I am looking in to python code which is part of reinforcement learning

LEFT, RIGHT = range(2)
pi = lambda s: {
    0:LEFT, 1:LEFT, 2:LEFT, 3:LEFT, 4:LEFT, 5:LEFT, 6:LEFT
}[s]

for s in range(7):
    print(pi(s))

output:
0
0
0
0
0
0
0

My question is what is [s] at lambda is present? what lambda behavior in this context. Is dictionary kept in list? If dictionary kept in list we have to access though list we have to put pi[0][s] in print right? Kindly explain

CodePudding user response：

pi = lambda s: {
    0:LEFT, 1:LEFT, 2:LEFT, 3:LEFT, 4:LEFT, 5:LEFT, 6:LEFT
}[s]

is nothing more than

def pi(s):
    return {0:LEFT, 1:LEFT, 2:LEFT, 3:LEFT, 4:LEFT, 5:LEFT, 6:LEFT}[s]

where

{0:LEFT, 1:LEFT, 2:LEFT, 3:LEFT, 4:LEFT, 5:LEFT, 6:LEFT}[s]
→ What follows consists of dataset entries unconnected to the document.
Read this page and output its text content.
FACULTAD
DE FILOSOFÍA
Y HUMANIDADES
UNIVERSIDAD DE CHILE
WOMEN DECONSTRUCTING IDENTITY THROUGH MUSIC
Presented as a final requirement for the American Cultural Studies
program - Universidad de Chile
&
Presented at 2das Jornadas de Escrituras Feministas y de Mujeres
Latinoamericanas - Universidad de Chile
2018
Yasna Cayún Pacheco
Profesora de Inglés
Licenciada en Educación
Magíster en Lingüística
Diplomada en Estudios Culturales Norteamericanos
is getting in a dict (here {0:LEFT, 1:LEFT, 2:LEFT, 3:LEFT, 4:LEFT, 5:LEFT, 6:LEFT}) the attribute for the key s. So {0:LEFT, 1:LEFT, 2:LEFT, 3:LEFT, 4:LEFT, 5:LEFT, 6:LEFT}[1] gives LEFT because LEFT is the attribute for key 1.

CodePudding user response：

The above code defines this dictionary:

dict = {
    0:LEFT, 1:LEFT, 2:LEFT, 3:LEFT, 4:LEFT, 5:LEFT, 6:LEFT
}

or alternatively (left = 0):

dict = {
    0:0, 1:0, 2:0, 3:0, 4:0, 5:0, 6:0
}

The pi lambda returns dict[s] where s is the key in dictionary. So calling pi(s) is equal to returning dict[s] for key = s.